Vizesi olmayanlar için kapıda vize alma şansı var. Fakat bana sorarsanız vizenizi alıp Rodos’a gidin derim. Zira kapıdaki kalabalığı görünce, siz de benimle aynı fikirde olacaksınızdır eminim.
Rodos büyük bir ada olmasına rağmen, yapılacak aktiviteler sınırlı. Özellikle yaz aylarında tercih etmenizi öneririm, çünkü gerçekten masmavi bir denizi ve harika kıyıları var. Dolayısıyla deniz tatilini hem yurt dışında hem de çok yol kat etmeden yapmak isteyenler için ideal.

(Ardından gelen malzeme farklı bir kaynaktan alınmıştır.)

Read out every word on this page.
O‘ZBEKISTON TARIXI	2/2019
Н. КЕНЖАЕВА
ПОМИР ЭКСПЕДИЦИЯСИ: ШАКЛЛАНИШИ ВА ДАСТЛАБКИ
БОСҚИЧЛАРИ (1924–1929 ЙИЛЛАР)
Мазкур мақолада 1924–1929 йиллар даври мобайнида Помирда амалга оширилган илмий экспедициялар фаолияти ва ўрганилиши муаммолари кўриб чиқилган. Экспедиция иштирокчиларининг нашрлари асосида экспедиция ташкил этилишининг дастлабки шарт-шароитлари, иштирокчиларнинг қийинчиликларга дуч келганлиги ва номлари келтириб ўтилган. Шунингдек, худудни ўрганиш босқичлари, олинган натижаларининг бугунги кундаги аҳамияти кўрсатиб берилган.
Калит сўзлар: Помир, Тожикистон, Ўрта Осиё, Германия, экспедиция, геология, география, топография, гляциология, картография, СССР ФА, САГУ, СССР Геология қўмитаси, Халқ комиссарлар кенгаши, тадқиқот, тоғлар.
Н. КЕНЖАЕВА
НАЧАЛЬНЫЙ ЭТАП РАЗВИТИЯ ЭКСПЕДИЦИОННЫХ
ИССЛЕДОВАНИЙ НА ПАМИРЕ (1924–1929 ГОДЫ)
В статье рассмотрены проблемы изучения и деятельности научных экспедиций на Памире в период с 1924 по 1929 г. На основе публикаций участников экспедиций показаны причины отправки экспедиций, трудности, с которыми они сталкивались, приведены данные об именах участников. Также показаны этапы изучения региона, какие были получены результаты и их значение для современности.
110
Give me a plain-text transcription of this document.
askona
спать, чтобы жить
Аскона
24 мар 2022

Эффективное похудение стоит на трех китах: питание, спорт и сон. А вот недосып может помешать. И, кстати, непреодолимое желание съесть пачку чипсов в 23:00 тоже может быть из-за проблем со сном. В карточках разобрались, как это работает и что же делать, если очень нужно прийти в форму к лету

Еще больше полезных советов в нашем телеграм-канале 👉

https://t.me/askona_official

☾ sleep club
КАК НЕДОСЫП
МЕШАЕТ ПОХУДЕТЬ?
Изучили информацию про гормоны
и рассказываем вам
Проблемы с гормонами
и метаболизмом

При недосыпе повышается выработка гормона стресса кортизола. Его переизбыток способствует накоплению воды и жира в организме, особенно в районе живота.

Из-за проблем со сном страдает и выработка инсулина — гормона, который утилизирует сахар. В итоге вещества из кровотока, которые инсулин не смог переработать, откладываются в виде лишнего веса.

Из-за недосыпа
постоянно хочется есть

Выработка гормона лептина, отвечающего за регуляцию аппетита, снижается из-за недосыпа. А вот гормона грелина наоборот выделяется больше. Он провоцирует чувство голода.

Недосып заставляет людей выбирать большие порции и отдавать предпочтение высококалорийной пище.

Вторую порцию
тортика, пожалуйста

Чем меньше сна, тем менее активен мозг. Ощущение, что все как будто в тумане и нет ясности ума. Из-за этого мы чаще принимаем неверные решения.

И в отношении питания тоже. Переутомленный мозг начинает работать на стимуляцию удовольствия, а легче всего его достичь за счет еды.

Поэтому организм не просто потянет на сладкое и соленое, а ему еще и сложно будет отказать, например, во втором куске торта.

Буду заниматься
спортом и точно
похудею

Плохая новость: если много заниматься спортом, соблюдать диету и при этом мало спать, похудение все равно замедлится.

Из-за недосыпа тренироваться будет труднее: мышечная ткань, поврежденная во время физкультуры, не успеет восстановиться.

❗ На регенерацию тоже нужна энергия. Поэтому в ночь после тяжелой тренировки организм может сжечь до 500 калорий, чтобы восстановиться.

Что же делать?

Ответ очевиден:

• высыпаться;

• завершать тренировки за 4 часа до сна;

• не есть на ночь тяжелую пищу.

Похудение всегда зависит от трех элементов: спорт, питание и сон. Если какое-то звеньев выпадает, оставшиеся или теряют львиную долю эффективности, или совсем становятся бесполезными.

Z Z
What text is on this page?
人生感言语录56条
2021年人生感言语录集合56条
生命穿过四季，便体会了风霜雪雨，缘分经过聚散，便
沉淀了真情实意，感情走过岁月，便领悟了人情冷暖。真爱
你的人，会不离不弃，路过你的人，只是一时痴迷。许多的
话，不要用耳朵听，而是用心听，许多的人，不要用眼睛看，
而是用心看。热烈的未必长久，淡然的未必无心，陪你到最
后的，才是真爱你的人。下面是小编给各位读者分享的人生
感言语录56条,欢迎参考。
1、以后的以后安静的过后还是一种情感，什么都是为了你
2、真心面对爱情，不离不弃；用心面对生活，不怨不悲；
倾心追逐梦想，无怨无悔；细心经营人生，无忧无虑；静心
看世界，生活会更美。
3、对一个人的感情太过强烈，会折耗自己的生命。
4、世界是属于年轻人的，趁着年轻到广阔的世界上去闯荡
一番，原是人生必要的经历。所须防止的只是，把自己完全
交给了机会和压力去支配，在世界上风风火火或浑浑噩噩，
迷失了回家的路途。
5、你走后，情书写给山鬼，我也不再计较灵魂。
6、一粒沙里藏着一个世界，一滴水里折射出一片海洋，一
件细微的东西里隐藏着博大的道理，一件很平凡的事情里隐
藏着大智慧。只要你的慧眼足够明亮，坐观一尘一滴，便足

Adaya vardığınızda Rodos’un neden vakti zamanında Osmanlılar tarafından çok zor fethedildiğini çok iyi anlıyorsunuz. Adanın girişi surlarla ve kalelerle çevrili. Surların içinden girip, eski şehre ulaşıyorsunuz. Eski şehirde envai çeşit turistik dükkanlar, mekanlar ve restoranlar var. Aslında bu bölgedeki dükkanların Marmaris, Kuşadası gibi yerlerdeki turistik dükkanlardan pek farkı yok. Hatta öyle ki, satılan hediyelikler bile hemen hemen aynı. Tek fark, aynı figürdeki magnetin üstünde Marmaris yerine Rodos yazması. Ama yine de eski şehrin Arnavut kaldırımlı dar sokaklarında yürümenizi, bu atmosferi solumanızı, Şövalyeler Sokağı’nda gezmenizi mutlaka öneririm. Dükkanlar benzer olabilir ama adadaki atmosfer çok farklı.
Rodos’un meşhur Şövalyeler Sokağı’nın tarihi 14. yüzyıla kadar dayanıyor. Bu sokaklarda gotik mimariyle yapılmış birçok tarihi bina görebilirsiniz. Binaların özelliği adaya gelen şövalyelerin bir araya geldiği ve konakladığı yerler olmaları. Binaların üzerindeki armalardan hangi ülkelerin şövalyelerinin orada konakladığını anlayabilirsiniz. Bu binalardan biri ise günümüzde Rodos Arkeoloji Müzesi olarak hizmet veriyor. Daha detaylı bilgi için müzede saatler geçirmeniz mümkün.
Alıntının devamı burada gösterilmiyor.